The Fit Student—Nuzzling Noses

What if you spend months writing an A paper, but get an F?  What if, instead, when you saw your grade, your eyes blinking tears, a dove gently perches on your shoulder, startling you, nuzzling soft feathers against your neck?

I used to crumble with criticisms.  They crushed me, kept me small, snatched away my dreams of a math PhD.  A week or two ago, one new Voice writer wrote about pain stemming from others’ stomping her dreams.  I sympathized—deeply.

So, encourage others—always.  Weeks ago, I discovered that a barista wants to run a marathon.  So, I cheer her on—every chance.  I promised a gift, pointed out marathon apps, beg to hear about her gym routine.  I relish in her win.

Not only do I celebrate baristas, I befriend bank reps.  I phone banks for Christmas credit increases—and other fun stuff.  Whenever I hear friendly voices, I pass on praise to supervisors.  Even Timothy at dreadful Revenue Canada—of all places—got kudos for his kindness.

But sometimes I slip.  Sadly, we all do.

At my last visit to the optometrist, I bit my tongue.  I stopped myself from complaining about an optometry assistant.  She seemed off kilter, strange, unsure of herself.  I feared her.

Months later, when I returned, the assistant told me her name: Katrina.  So, I broke out singing “Walking on Sunshine” by Katrina and the Waves.  As we laughed, she turned on Spotify, and “Walking on Sunshine,” to our surprise, played.

I saw it as a sign.

At the end of the session, Katrina shared that I had been her first patient at that clinic.  Oh, first day jitters!  If I had complained, I could have crushed her spirit—at least lingered as a bad memory.  I vowed to withhold criticisms.   Besides, Katrina tests eyes like a Kimble A-student.
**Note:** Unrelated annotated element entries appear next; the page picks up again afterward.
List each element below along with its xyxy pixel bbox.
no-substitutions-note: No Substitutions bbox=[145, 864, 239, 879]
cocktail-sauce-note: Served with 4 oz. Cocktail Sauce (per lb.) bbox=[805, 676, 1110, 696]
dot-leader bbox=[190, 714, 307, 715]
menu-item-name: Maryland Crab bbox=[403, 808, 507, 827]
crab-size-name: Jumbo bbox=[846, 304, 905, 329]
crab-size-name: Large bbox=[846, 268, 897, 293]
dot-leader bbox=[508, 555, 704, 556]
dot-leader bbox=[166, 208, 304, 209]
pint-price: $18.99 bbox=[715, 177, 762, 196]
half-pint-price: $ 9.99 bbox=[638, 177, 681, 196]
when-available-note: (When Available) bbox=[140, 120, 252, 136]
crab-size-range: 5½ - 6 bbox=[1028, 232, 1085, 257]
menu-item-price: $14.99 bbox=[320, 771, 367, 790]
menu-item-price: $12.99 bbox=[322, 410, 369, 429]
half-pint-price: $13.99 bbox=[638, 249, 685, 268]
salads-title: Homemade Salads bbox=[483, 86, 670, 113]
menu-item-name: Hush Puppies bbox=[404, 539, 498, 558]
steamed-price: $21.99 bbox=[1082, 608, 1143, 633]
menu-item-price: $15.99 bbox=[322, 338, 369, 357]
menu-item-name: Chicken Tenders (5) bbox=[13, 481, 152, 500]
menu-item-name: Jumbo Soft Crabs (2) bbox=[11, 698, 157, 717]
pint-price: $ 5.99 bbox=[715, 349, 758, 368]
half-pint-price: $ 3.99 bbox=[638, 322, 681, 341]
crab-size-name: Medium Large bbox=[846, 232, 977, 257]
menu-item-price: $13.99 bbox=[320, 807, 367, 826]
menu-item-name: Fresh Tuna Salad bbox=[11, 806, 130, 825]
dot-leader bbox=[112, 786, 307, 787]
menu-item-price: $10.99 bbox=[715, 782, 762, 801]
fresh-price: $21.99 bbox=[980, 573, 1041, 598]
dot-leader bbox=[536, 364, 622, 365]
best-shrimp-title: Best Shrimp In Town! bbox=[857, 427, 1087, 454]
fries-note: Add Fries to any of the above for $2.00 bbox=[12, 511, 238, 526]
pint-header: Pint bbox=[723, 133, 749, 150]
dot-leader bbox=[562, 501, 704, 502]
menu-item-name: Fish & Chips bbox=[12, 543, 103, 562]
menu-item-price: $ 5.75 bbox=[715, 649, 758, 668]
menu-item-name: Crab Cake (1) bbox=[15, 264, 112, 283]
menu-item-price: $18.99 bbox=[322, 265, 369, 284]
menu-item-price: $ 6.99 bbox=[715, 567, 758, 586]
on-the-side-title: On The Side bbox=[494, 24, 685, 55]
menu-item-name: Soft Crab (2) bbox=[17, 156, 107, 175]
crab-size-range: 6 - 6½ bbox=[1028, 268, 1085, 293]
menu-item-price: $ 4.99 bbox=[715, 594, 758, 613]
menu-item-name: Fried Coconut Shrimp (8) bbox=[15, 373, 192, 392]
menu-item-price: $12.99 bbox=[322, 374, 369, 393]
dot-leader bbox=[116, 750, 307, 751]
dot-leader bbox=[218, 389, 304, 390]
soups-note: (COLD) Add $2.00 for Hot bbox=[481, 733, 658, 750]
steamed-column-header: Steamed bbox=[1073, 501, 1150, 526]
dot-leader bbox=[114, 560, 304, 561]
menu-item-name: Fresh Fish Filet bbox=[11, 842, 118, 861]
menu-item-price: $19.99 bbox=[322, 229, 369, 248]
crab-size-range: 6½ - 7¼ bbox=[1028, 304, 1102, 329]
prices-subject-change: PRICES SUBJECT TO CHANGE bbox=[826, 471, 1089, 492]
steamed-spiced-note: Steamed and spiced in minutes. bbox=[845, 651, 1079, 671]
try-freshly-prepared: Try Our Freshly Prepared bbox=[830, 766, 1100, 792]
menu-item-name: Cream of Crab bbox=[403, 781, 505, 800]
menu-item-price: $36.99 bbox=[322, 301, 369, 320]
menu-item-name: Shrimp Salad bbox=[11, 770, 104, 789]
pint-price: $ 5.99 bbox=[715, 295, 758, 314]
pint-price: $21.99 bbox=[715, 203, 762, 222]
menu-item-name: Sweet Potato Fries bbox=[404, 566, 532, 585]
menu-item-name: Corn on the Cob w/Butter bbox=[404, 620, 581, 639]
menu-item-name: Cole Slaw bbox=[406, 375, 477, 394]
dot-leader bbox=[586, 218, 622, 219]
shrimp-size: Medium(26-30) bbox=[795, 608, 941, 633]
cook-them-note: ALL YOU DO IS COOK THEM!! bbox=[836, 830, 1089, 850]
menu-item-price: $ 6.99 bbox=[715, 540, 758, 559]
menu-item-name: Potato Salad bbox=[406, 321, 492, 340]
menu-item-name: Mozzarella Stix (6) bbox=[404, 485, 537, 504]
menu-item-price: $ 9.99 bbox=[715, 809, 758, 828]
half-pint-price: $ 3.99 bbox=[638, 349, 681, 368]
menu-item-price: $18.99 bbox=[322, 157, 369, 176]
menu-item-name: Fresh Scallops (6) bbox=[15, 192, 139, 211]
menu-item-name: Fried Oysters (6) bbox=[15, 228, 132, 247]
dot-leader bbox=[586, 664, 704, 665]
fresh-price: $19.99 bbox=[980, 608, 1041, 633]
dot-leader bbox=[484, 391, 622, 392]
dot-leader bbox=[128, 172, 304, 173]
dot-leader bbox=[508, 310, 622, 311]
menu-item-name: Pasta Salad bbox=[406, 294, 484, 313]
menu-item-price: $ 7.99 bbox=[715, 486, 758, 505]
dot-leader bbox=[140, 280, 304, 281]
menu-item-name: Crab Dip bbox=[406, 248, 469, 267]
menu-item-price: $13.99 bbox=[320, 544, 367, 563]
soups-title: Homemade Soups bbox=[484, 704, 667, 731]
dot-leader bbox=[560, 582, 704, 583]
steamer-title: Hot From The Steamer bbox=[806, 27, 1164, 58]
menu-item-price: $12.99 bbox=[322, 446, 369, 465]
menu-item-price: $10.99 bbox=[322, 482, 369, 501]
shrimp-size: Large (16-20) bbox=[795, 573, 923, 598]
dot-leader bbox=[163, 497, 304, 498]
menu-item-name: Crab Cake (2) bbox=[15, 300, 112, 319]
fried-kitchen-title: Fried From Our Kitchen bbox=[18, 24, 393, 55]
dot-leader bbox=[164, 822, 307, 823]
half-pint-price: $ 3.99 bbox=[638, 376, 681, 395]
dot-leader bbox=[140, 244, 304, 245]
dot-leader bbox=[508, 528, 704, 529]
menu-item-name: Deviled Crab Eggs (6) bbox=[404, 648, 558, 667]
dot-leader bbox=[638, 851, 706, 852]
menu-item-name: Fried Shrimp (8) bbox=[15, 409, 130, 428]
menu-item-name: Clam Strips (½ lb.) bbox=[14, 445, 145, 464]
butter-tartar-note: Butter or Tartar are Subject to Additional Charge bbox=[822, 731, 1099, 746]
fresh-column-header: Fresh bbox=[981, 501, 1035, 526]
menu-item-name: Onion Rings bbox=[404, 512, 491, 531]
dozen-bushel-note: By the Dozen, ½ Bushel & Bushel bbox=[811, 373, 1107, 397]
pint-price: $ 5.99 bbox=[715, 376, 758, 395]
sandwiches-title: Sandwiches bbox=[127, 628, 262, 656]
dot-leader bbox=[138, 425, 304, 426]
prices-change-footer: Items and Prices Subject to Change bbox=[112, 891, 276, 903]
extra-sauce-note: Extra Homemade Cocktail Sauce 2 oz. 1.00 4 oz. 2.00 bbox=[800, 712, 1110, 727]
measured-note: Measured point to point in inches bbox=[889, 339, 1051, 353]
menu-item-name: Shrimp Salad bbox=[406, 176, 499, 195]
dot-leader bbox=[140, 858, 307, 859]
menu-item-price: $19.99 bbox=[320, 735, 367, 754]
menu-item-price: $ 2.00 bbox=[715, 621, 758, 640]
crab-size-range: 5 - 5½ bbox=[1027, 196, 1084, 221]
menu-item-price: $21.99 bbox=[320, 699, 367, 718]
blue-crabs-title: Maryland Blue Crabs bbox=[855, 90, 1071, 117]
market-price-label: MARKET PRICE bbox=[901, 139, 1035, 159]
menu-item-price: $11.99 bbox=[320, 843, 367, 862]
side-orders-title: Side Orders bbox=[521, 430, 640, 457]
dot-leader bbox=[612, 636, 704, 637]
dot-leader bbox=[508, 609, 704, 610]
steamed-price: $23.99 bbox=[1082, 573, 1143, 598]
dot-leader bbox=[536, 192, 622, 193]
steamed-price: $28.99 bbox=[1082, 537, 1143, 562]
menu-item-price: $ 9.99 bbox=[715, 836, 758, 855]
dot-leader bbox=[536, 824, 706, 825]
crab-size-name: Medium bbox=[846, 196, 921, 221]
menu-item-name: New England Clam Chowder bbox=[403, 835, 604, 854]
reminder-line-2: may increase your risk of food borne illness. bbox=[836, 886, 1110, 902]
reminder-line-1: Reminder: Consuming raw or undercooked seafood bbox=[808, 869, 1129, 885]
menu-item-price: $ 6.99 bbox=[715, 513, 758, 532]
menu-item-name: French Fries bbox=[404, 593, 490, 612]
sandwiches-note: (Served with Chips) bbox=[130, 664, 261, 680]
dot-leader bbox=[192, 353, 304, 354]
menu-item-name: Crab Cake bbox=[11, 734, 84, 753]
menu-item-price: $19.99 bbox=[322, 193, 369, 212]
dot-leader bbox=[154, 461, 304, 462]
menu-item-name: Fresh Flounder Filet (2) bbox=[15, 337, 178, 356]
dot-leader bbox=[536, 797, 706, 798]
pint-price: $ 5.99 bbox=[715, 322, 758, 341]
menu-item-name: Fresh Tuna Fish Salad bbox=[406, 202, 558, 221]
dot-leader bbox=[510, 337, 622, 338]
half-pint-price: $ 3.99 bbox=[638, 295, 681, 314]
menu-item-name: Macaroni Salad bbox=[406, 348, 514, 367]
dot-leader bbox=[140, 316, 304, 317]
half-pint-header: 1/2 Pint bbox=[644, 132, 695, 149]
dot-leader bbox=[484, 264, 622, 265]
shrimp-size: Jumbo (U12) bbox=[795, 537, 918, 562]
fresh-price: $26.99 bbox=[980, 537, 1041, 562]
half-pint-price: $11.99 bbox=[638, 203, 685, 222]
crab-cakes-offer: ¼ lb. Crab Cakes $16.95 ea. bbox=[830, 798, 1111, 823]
The moral?  Do less complaining, more cheerleading.  Cheering on others fends off foes.  I dreamed last night that FBI agents swarmed me, ready to pounce.  I crumpled, cowered, on the ground.  But a bunny hopped up and nuzzled my nose, followed by a kitten, and then a chipmunk.  Now I was ready for the FBI, a grin widening on my face.  We handle life’s worst easily with nuzzles and smiles.

Glenn R.  Schiraldi helps you build up yourself and others in his book The Resilience Workbook:

  • Act in ways that bring you and others happiness: “What we regularly think and do accounts for 40 percent of our happiness…. We can actually program the brain for happiness…”  (p.  98).
  • So, how should you act?
  • First, encourage others: “To waitresses … say, ‘Thanks for your help.’ … If service is especially good, tell the supervisor.  This makes three people feel good: the appreciated worker, the supervisor, and yourself” (p.  103).
  • Second, avoid criticizing yourself or others: “Difficult experiences, such as living with constant criticism, can change the way we view ourselves. Restoring … self-esteem then is an important part of the healing process” (p.  107).
  • Third, encourage yourself, build yourself up, heal yourself, with self-talk: “People with self-esteem talk to themselves differently than those who dislike themselves” (p. 114).
  • Fourth, “learn to love unconditionally. If you did not learn how to do this from you parents, you can still learn to unconditionally love yourself” (p.  109).
  • By doing all the above, you grow: “Growing … is the process of … elevating both self and others” (p.  109).

So, build up yourself and others.  Why?  For anything you say or do, one person can judge you favorably; the other, harshly—and both hold some truth.  So, choose the bunnies, kittens, and chipmunks walking on sunshine, nuzzling a nose.